LONDON – Testifying recently before a United States congressional committee, former Federal Reserve Chairman Alan Greenspan said that the recent financial meltdown had shattered his “intellectual structure.” I am keen to understand what he meant.
Since I have had no opportunity to ask him, I have to rely on his memoirs, The Age of Turbulence , for clues. But that book was published in 2007 – before, presumably, his intellectual structure fell apart.
In his memoirs, Greenspan revealed that his favorite economist was Joseph Schumpeter, inventor of the concept of “creative destruction.” In Greenspan’s summary of Schumpeter’s thinking, a “market economy will incessantly revitalize itself from within by scrapping old and failing businesses and then reallocating resources to newer, more productive ones.” Greenspan had seen “this pattern of progress and obsolescence repeat over and over again.”

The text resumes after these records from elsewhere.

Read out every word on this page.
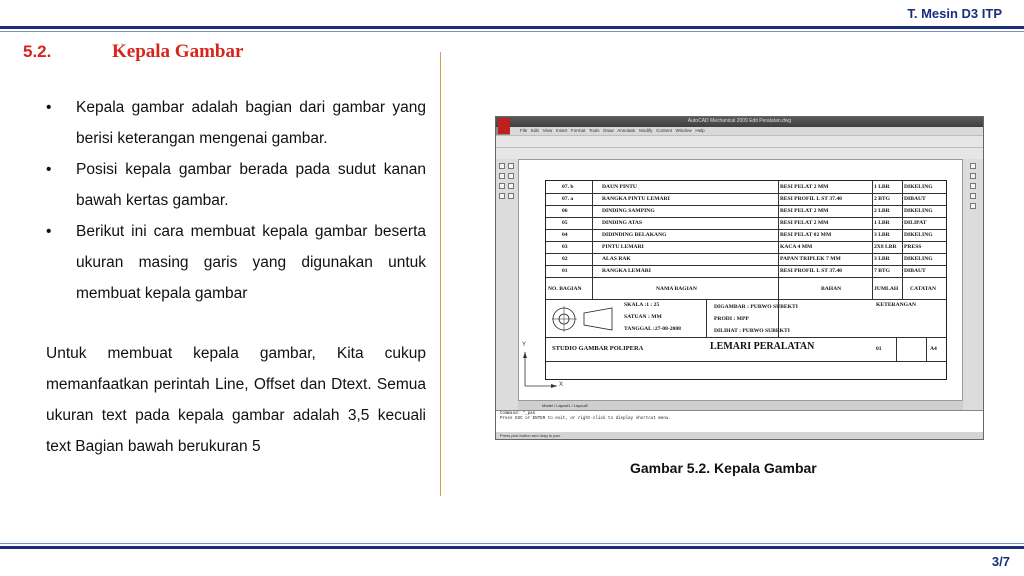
T. Mesin D3 ITP
5.2.	Kepala Gambar
• Kepala gambar adalah bagian dari gambar yang berisi keterangan mengenai gambar.
• Posisi kepala gambar berada pada sudut kanan bawah kertas gambar.
• Berikut ini cara membuat kepala gambar beserta ukuran masing garis yang digunakan untuk membuat kepala gambar

Untuk membuat kepala gambar, Kita cukup memanfaatkan perintah Line, Offset dan Dtext. Semua ukuran text pada kepala gambar adalah 3,5 kecuali text Bagian bawah berukuran 5

AutoCAD Mechanical 2009 Edit Peralatan.dwg
File Edit View Insert Format Tools Draw Annotate Modify Content Window Help
07. b	DAUN PINTU	BESI PELAT 2 MM	1 LBR	DIKELING
07. a	RANGKA PINTU LEMARI	BESI PROFIL L ST 37.40	2 BTG DIBAUT
06	DINDING SAMPING	BESI PELAT 2 MM	2 LBR	DIKELING
05	DINDING ATAS	BESI PELAT 2 MM	1 LBR	DILIPAT
04	DIDINDING BELAKANG	BESI PELAT 02 MM	3 LBR	DIKELING
03	PINTU LEMARI	KACA 4 MM	2X8 LBR PRESS
02	ALAS RAK	PAPAN TRIPLEK 7 MM	3 LBR	DIKELING
01	RANGKA LEMARI	BESI PROFIL L ST 37.40	7 BTG DIBAUT
NO. BAGIAN	NAMA BAGIAN	BAHAN	JUMLAH CATATAN
SKALA :1 : 25
SATUAN : MM
TANGGAL :27-08-2008
DIGAMBAR : PURWO SUBEKTI
PRODI : MPP
DILIHAT : PURWO SUBEKTI
KETERANGAN
STUDIO GAMBAR POLIPERA	LEMARI PERALATAN	01	A4
Y
X
Model / Layout1 / Layout2
Command: *_pan
Press ESC or ENTER to exit, or right-click to display shortcut menu.
Press pick button and drag to pan.
Gambar 5.2. Kepala Gambar
3/7
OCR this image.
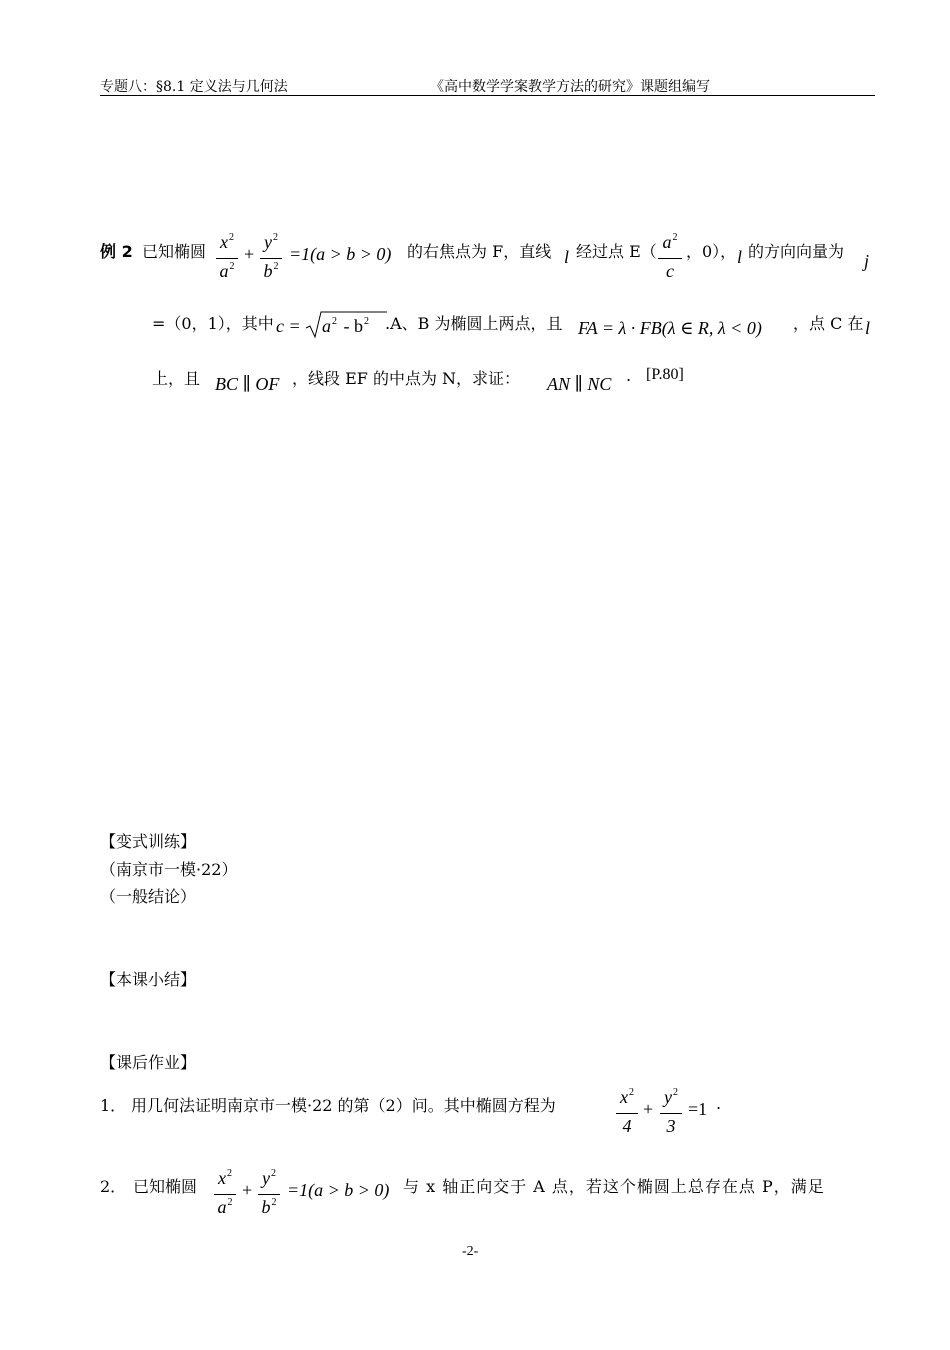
专题八：§8.1 定义法与几何法	《高中数学学案教学方法的研究》课题组编写
例 2 已知椭圆 $x^2$
$a^2$
+
$y^2$
$b^2$
=1(a > b > 0) 的右焦点为 F，直线 l 经过点 E（ $a^2$
c
，0）， l 的方向向量为 j
=（0，1），其中 $c = a^2 - b^2$ .A、B 为椭圆上两点，且 FA = λ · FB(λ ∈ R, λ < 0) ，点 C 在 l
上，且 BC ∥ OF ，线段 EF 的中点为 N，求证： AN ∥ NC . [P.80]
【变式训练】
（南京市一模·22）
（一般结论）
【本课小结】
【课后作业】
1． 用几何法证明南京市一模·22 的第（2）问。其中椭圆方程为	$x^2$
4
+
$y^2$
3
=1 .
2． 已知椭圆 $x^2$
$a^2$
+
$y^2$
$b^2$
=1(a > b > 0) 与 x 轴正向交于 A 点，若这个椭圆上总存在点 P，满足
-2-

Capitalism advanced the human condition, said Schumpeter, through a “perennial gale of creative destruction,” which he likened to a Darwinian process of natural selection to secure the “survival of the fittest.” As Greenspan tells it, the “rougher edges” of creative destruction were legislated away by Franklin Roosevelt’s New Deal, but after the wave of de-regulation of the 1970’s, America recovered much of its entrepreneurial, risk-taking ethos. As Greenspan notes, it was the dot-com boom of the 1990’s that “finally gave broad currency to Schumpeter’s idea of creative destruction.”